A BBC reporter who produced a highly critical Spotlight investigation into the police is an ex-officer who left the PSNI after appearing in court, an MP has claimed in Parliament.
The details emerged during a series of claims made in a parliamentary debate on the transparency of the BBC.
During the debate called by Gregory Campbell, the DUP MP asked if the reporter – who he did not name – had declared her past police history to the corporation.
The BBC NI Spotlight programme, which aired last October, focused on how many victims of the Troubles must wait years for an inquest into how their relatives were killed.
The Troubled Legacy programme included victims of alleged RUC shootings.
Speaking under parliamentary privilege during yesterday’s debate, Mr Campbell named the Spotlight show and said: “The programme was critical of police and both serving and former officers were concerned at the one-sided picture that this programme portrayed.
“Shortly after the broadcast I was told that the reporter who conducted the interviews and carried out the broadcast on the BBC had herself previously been a serving police officer.
“I wrote to the reporter and asked if she could confirm whether she had ever been a serving police officer in Northern Ireland and if yes, to outline the circumstances of her leaving.
“I also asked that as a presenter of a programme that is critical of the police ‘do you believe you had a conflict of interest?’ and whether the BBC asked you to complete a declaration of interest prior to this programme, and how much was she paid.”
The East Londonderry MP also referred to a court case involving a police officer.
According to Mr Campbell, the former officer in the case — who was based in north Belfast — “subsequently left the police, joined the BBC and did a programme that was critical of the police”.
“No explanation has been given as to why it is critical, or why that reporter did what she did. Did she state on a declaration of interest that she was a former police officer? Did the BBC know that and then allow her to do a programme that was critical of the police?” Mr Campbell said.
In his letter to the BBC reporter, Mr Campbell had asked whether the court case, which appeared on the BBC website at the time “related to you”.
“That news story was of a serving police officer who was in court who faced a charge,” he said, adding he had received no responses.
The charges were two counts of shoplifting and one of obstructing a constable.
The female officer had given a false name to police.
However, she was acquitted of those charges. Two other shoplifting charges relating to two bras worth a total of £90 and of causing criminal damage to a pair of trousers were “left on the books”.
At the hearing the judge told Belfast Crown Court “she should have known better to give a proper name” rather than her sister’s. Binding her to be of good behaviour for a year on her own bond of £500, the judge warned her she could forfeit some or all of this money if she breached the order.
Mr Campbell went on to query “what would happen in the public arena if it was discovered, after I or anyone else in this House raised an issue, that we had an interest in it that we did not declare”.
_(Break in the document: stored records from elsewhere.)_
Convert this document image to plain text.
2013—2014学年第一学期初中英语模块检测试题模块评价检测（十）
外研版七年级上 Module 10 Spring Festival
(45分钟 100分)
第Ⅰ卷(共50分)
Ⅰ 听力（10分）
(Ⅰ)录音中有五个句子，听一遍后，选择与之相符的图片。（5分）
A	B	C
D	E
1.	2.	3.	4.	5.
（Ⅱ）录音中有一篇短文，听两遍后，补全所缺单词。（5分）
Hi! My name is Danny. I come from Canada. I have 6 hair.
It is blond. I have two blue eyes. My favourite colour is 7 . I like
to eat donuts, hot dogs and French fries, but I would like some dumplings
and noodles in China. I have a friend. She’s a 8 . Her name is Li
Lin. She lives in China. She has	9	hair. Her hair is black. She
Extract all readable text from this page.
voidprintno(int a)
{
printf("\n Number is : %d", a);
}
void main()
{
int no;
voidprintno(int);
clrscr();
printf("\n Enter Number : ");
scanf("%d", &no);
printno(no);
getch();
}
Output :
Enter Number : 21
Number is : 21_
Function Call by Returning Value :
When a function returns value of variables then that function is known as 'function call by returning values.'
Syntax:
In a statement in response, a BBC spokesman said: “As we have already indicated to Mr Campbell, we deal with queries about the personal information of BBC staff in ways that safeguard their rights and fulfil the requirements of law.”
He went on to accuse the Beeb of hiring a production company that was not yet legally incorporated and whose offices appear to be at a taxi rank.
The company, Third Street Studios, was commissioned by the BBC to produce the series Story Of A Lifetime, which aired in October 2014.
The company was not legally incorporated until two months after the programme appeared on television screens.
Mr Campbell continued: “I asked the BBC: to whom and when did the BBC NI award the contract for the series and what address the BBC used to communicate the commission to Third Street Studios, and did the BBC check that it was incorporated before it was commissioned? To date, neither the company involved nor the BBC have been able to tell me where their offices are located and to how much the contract is for.
“According to the map on their website, their office is at Belfast City Hall.
“It is very prestigious in front of the City Hall, at a taxi rank.
“Again, we have some questions that need answering.”
During the debate, lasting over an hour, the DUP MP also slammed the “BBC fat cats” in Belfast who he described as “either incredibly arrogant or incredibly shifty”.
“One thing they are not, however, is open and transparent,” he added.
“Questions about the use of public money are ignored or else they have a veil of secrecy over them.”
He also criticised a Radio Ulster programme’s handling of the Renewable Heat Incentive scandal. He said: “The presenter of the programme used inaccurate and outrageous commentary. I appeared on the programme and confronted this deliberate misrepresentation and pointed out that as the scheme had only begun and scheduled to last 20 years, why did this presenter continue to say public money had been wasted and gone up in smoke.
“Only after that, coupled with strong letters from my party to the BBC hierarchy, was this reprehensible language stopped.”
Mr Campbell concluded: “The bottom line here is the BBC needs to radically alter the way they carry out their business using our money.”
A BBC spokesman said: “We are committed to a high level of transparency, including around our commissioning processes. We also have to protect the BBC’s editorial independence. Value for money is fundamental to everything that we do.
“We invited Mr Campbell to discuss his concerns about BBC commissioning in December 2016. This offer remains open.”